After an up-and-down rookie season, Smart followed up with much of the same in 2015-16. The former lottery pick struggled mightily as a shooter, converting just 34.8 percent of his attempts from the field and a horrific 25.3 percent from three-point land. Even so, his tenacious defense and relentless attacking ability kept him firmly in coach Brad Stevens' deep rotation, when healthy. Smart missed 21 games, including 18 in a row from Nov. 22 to Dec. 27 while recovering from a lower-leg injury, but played in the Celtics' final 52 contests. Smart began the year as a starter but played exclusively off the bench after returning from injury. His role wasn't greatly impacted, however, as he saw at least 20 minutes in every game after Dec. 31. The 22-year-old remains a foundational piece in a still-developing Celtics backcourt, but he simply must improve his shooting efficiency to mount a serious challenge to Avery Bradley for the starting shooting guard spot. With Evan Turner now in Portland, Smart projects to serve as the Celtics' versatile sixth man, vacillating between both guard spots depending on need.
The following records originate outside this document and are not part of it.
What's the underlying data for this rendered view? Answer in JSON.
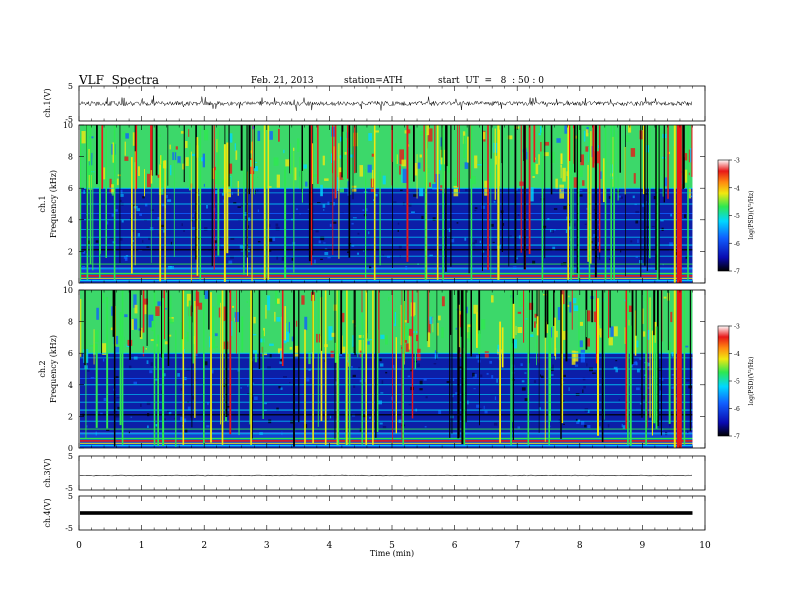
{
  "header": {
    "title": "VLF  Spectra",
    "date": "Feb. 21, 2013",
    "station": "station=ATH",
    "start": "start  UT  =   8  : 50 : 0"
  },
  "chart_data": {
    "type": "heatmap",
    "x_axis": {
      "label": "Time  (min)",
      "range": [
        0,
        10
      ],
      "ticks": [
        "0",
        "1",
        "2",
        "3",
        "4",
        "5",
        "6",
        "7",
        "8",
        "9",
        "10"
      ],
      "data_end": 9.8
    },
    "waveforms": [
      {
        "id": "ch1",
        "ylabel": "ch.1(V)",
        "ticks": [
          "5",
          "-5"
        ],
        "range": [
          -5,
          5
        ],
        "style": "noisy"
      },
      {
        "id": "ch3",
        "ylabel": "ch.3(V)",
        "ticks": [
          "5",
          "-5"
        ],
        "range": [
          -5,
          5
        ],
        "style": "flat"
      },
      {
        "id": "ch4",
        "ylabel": "ch.4(V)",
        "ticks": [
          "5",
          "-5"
        ],
        "range": [
          -5,
          5
        ],
        "style": "band"
      }
    ],
    "spectrograms": [
      {
        "id": "ch1",
        "ylabel_top": "ch.1",
        "ylabel": "Frequency  (kHz)",
        "y_range": [
          0,
          10
        ],
        "y_ticks": [
          "0",
          "2",
          "4",
          "6",
          "8",
          "10"
        ]
      },
      {
        "id": "ch2",
        "ylabel_top": "ch.2",
        "ylabel": "Frequency  (kHz)",
        "y_range": [
          0,
          10
        ],
        "y_ticks": [
          "0",
          "2",
          "4",
          "6",
          "8",
          "10"
        ]
      }
    ],
    "colorbar": {
      "label": "log(PSD)(V²/Hz)",
      "range": [
        -7,
        -3
      ],
      "ticks": [
        "-3",
        "-4",
        "-5",
        "-6",
        "-7"
      ]
    },
    "colors": {
      "black": "#000000",
      "blue": "#0a1fb0",
      "cyan": "#00d8ff",
      "green": "#2ee850",
      "yellow": "#f0e810",
      "red": "#e81818",
      "white": "#ffffff"
    }
  }
}
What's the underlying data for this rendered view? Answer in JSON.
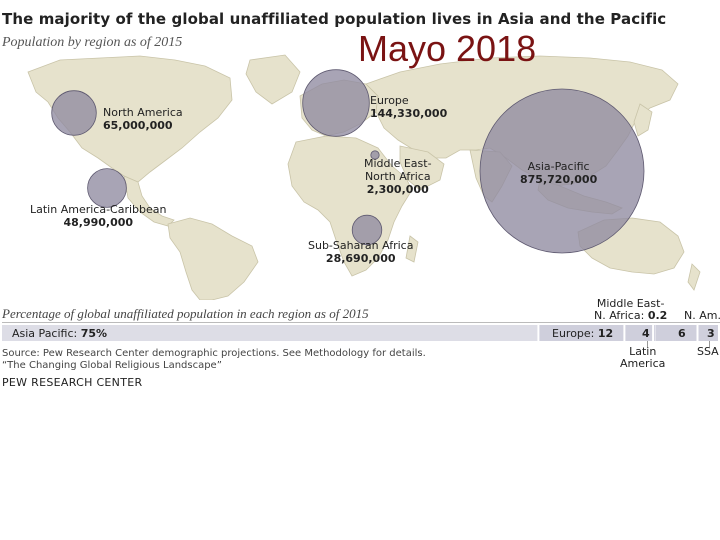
{
  "overlay_text": "Mayo 2018",
  "source": "Source: Pew Research Center demographic projections. See Methodology for details.",
  "source_line2": "“The Changing Global Religious Landscape”",
  "organization": "PEW RESEARCH CENTER",
  "colors": {
    "land": "#e6e2cc",
    "land_stroke": "#c9c4a8",
    "bubble": "#8f8aa0",
    "bar_bg": "#dddde6",
    "bar_light": "#cfcfdc"
  },
  "chart_data": [
    {
      "type": "bubble-map",
      "title": "The majority of the global unaffiliated population lives in Asia and the Pacific",
      "subtitle": "Population by region as of 2015",
      "regions": [
        {
          "name": "North America",
          "value_label": "65,000,000",
          "value": 65000000
        },
        {
          "name": "Europe",
          "value_label": "144,330,000",
          "value": 144330000
        },
        {
          "name": "Middle East-",
          "name2": "North Africa",
          "value_label": "2,300,000",
          "value": 2300000
        },
        {
          "name": "Asia-Pacific",
          "value_label": "875,720,000",
          "value": 875720000
        },
        {
          "name": "Latin America-Caribbean",
          "value_label": "48,990,000",
          "value": 48990000
        },
        {
          "name": "Sub-Saharan Africa",
          "value_label": "28,690,000",
          "value": 28690000
        }
      ]
    },
    {
      "type": "bar",
      "title": "Percentage of global unaffiliated population in each region as of 2015",
      "segments": [
        {
          "label": "Asia Pacific:",
          "value": 75,
          "display": "75%"
        },
        {
          "label": "Europe:",
          "value": 12,
          "display": "12"
        },
        {
          "label": "Latin America",
          "value": 4,
          "display": "4"
        },
        {
          "label": "Middle East-N. Africa:",
          "value": 0.2,
          "display": "0.2"
        },
        {
          "label": "N. Am.",
          "value": 6,
          "display": "6"
        },
        {
          "label": "SSA",
          "value": 3,
          "display": "3"
        }
      ],
      "callouts": {
        "mena_line1": "Middle East-",
        "mena_line2": "N. Africa:",
        "latam_line1": "Latin",
        "latam_line2": "America"
      }
    }
  ]
}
As a rookie in 2014-15, Smart struggled through Achilles and ankle injuries to play in 67 games, averaging 7.8 points, 3.1 assists, 1.5 steals, and 1.4 three-pointers per game. When available, Smart and Avery Bradley made for a lethal defensive backcourt, giving head coach Brad Stevens lots of opportunities to frustrate opponents, but Smart struggled offensively, shooting only 37 percent from the field, 34 percent from three land, and 65 percent from the free-throw line. The Celtics would clearly like to improve on Smart's 27 minutes per game, but that will be difficult with 2015 first-round picks Terry Rozier and R. J. Hunter also needing backcourt minutes to develop. Plus, the C's desperately need Isaiah Thomas' scoring. Evan Turner also proved last year that he can play both backcourt positions. Smart's aggressive defensive style leads to injuries, as demonstrated by the two fingers he dislocated during the Las Vegas Summer League. GM Danny Ainge's constant collecting of assets will eventually result in a trade that will shuffle the roster, which could further improve Smart's opportunities to play. Smart, the sixth pick of the 2014 draft, clearly has loads of potential. But there are too many obstacles in his path to predict a breakout sophomore season.
Smart is viewed as a combo guard with a primary focus as a point guard. If the Celtics drafted him to be a shooting guard, he'll need to improve in one significant area – his shooting. The sixth-overall pick in the draft shot just 29 percent during the summer league. While he managed to make 42 percent of his shots at Oklahoma State, much of that was due to Smart's ability to get to the rim. He made just 28 percent of his jump shots in the half-court offense. Smart is well-built and uses his body to create opportunities for himself, particularly on the drive. He averaged more than eight free-throw attempts per game for the Cowboys last season. Smart's also considered one of the top perimeter defenders coming out of college this year, a trait that pleases coach Brad Stevens. The coach has talked about establishing a "defensive DNA" for his team, and Smart fits that profile. He now joins a Celtics team that's got an elite point guard in Rajon Rondo and just signed its shooting guard, Avery Bradley, to a four-year contract. Initially, it looks like Smart will back up both guard spots. However, there's potential for an increased role later in the season, particularly if Boston trades Rondo, who is in the final year of his contract before hitting unrestricted free agency.